Congressional Republicans have introduced a flurry of anti-abortion bills on Friday as crowds of rally-goers gathered for the 50th March for Life—the first rally since the Supreme Court overturned Roe v. Wade—in Washington D.C.

GOP lawmakers introduced three new bills seeking to limit access to abortion in both the House and the Senate on Friday. One targets the use of telehealth for abortion pills, the second prevents the abortion of babies with Down syndrome, and the third is aimed at higher education institutions that provide abortion services to students. The first two bills would establish criminal penalties for abortion providers.

In the wake of last summer’s Dobbs decision, Republicans across the nation have rushed to pass legislation that would limit access to abortion services, while Democrats have scrambled to codify the right to an abortion.

Friday would have marked the 50th anniversary of the landmark ruling in Roe had SCOTUS’ conservative majority not ended the federal constitutional right to abortion last year.

Although those rights were rolled back, anti-abortion advocates continued to descend onto the nation’s capital this year to look ahead to the “next steps” of the movement. The theme of this year’s rally is “Next Steps: Marching Forward into a Post-Roe America.”

Anti-Abortion Bills March Roe
People attend the 50th annual March for Life rally on the National Mall on January 20, 2023, in Washington, D.C. Top left: Senator Steve Daines on Capitol Hill on March 3, 2022, in Washington, D.C. Bottom right: Representative Bob Good delivers remarks at the U.S. Capitol Building on January 05, 2023, in Washington, D.C. GOP lawmakers introduced three new bills seeking to limit access to abortion in both the House and the Senate on Friday.
Chip Somodevilla/Tom Williams/Anna Moneymaker/Getty Images

“Abortion is always wrong under any circumstance but allowing women to have chemical abortions alone without ever being physically examined is outright dangerous,” Representative Bob Good, who introduced the Teleabortion Prevention Act aimed at restricting prescriptions for abortion pills, tweeted on Friday.

The bill, which was co-sponsored by 25 of Good’s Republican colleagues, would require those seeking an abortion pill to undergo a physical examination, take the pill at the clinic and attend a follow-up visit.

A provider who does not comply with the requirements would face a fine and/or a prison term of up to two years, but patients would not be prosecuted. It provides exceptions where the mother’s life is endangered by a physical disorder, illness, injury or condition.

According to a 2020 analysis from the Guttmacher Institute, the abortion pill accounts for more than half (53 percent) of all abortions in the U.S. In 2017, the pill had only accounted for 37 percent of total abortions.

Republican-led anti-abortion bills have received pushback from Democrats and even some GOP legislators, who are warning their colleagues that their legislation falls out of line from what the American people, namely GOP voters, want.

In an appearance on MSNBC earlier this month, Republican congresswoman Nancy Mace said, “If we’re going to get serious about saving lives… we have to have legislation that will pass a Democrat-controlled Senate and a Republican-controlled House,” like providing access to birth control.

“We’re racing to the fringes,” Mace said. “I have a colleague in the House right now that wants to bring a bill to the floor that bans all abortions with no exceptions.
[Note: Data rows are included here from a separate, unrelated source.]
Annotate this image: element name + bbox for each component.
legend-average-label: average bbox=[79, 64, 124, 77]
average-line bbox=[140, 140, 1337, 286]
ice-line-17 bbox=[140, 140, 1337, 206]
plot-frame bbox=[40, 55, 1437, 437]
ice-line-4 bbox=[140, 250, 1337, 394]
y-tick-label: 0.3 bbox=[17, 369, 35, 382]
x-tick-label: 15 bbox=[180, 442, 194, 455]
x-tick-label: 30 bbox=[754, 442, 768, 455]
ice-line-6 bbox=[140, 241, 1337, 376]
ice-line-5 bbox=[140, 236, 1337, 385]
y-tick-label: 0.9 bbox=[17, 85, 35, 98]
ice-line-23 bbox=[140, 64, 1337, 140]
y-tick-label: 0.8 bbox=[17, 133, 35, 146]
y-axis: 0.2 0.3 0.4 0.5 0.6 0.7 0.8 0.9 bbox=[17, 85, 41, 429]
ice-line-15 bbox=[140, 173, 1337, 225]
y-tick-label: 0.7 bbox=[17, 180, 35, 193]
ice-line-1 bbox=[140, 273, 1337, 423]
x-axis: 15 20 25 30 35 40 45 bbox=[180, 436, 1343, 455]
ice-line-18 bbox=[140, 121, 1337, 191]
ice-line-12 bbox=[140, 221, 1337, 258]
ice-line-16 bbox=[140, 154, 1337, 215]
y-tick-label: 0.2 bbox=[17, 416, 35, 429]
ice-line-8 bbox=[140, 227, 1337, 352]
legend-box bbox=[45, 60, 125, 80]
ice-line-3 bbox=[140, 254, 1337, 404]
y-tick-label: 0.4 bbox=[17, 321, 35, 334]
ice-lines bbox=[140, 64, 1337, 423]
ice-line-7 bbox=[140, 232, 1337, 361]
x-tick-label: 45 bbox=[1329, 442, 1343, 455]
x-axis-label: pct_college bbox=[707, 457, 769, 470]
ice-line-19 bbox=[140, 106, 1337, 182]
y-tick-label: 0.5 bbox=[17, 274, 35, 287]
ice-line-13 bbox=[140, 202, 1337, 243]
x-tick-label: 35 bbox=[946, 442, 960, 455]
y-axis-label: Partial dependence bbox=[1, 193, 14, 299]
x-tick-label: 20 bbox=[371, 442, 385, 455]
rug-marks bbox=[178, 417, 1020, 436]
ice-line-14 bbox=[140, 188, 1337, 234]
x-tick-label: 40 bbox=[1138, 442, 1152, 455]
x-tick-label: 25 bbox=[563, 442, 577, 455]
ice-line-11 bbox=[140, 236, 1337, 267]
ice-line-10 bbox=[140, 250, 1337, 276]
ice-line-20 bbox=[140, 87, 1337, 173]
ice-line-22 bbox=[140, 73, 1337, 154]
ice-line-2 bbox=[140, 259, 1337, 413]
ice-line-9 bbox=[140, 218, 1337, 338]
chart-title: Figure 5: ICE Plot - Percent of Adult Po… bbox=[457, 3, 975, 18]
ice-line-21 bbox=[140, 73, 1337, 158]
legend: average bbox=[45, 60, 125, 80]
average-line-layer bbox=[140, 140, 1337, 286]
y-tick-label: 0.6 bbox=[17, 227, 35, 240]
What are we doing here? That’s not where 90% of the country is. Especially Republicans.”

On Friday, Senator Steve Daines and Representative Chip Roy also introduced the Protecting Life on College Campus Act and the Protecting Individuals with Down Syndrome Act in their respective chambers.

The first piece of legislation would prohibit higher education institutions that host or are affiliated with abortion clinics aimed at students or university employees from receiving federal funds.

“A college dorm room is no place to have a do-it-yourself abortion, and the American taxpayer should not be paying for the destruction of innocent human life on our college campuses,” Roy told The Daily Signal.

The Brookings Institute has warned that the rollback on abortion rights would create several new challenges for colleges and universities, including the services provided on campus.

While there is little data on student abortions, the institute estimated that based on demographically-adjusted abortion rates, there are roughly 300 to 500 students at California’s public universities who have abortions via the pill per month. That projection is even higher among community college students, whose rate is between 800 to 1,000 a month.

“Every life is created with God-given dignity and potential—no matter how small or how many chromosomes they may have,” Daines tweeted. “I’ll always fight to protect young moms and their unborn children from the violence of abortion.”

The Protecting Individuals with Down Syndrome Act would make it illegal for a doctor to knowingly perform an abortion that is being sought because a baby may have Down syndrome, which results from a chromosomal irregularity, and prohibits anyone from forcing the mother of such a baby from having an abortion because of the genetic disorder.

A person who violates the law would be subject to a fine and/or imprisonment of up to five years, but the mother would not be prosecuted.

While there are no official figures on how many abortions have been made based on a prenatal diagnosis of Down syndrome, a 2012 medical study estimates the rate to be 67 percent. About one in every 700 babies in the U.S. are born with the condition, according to the National Down Syndrome Society.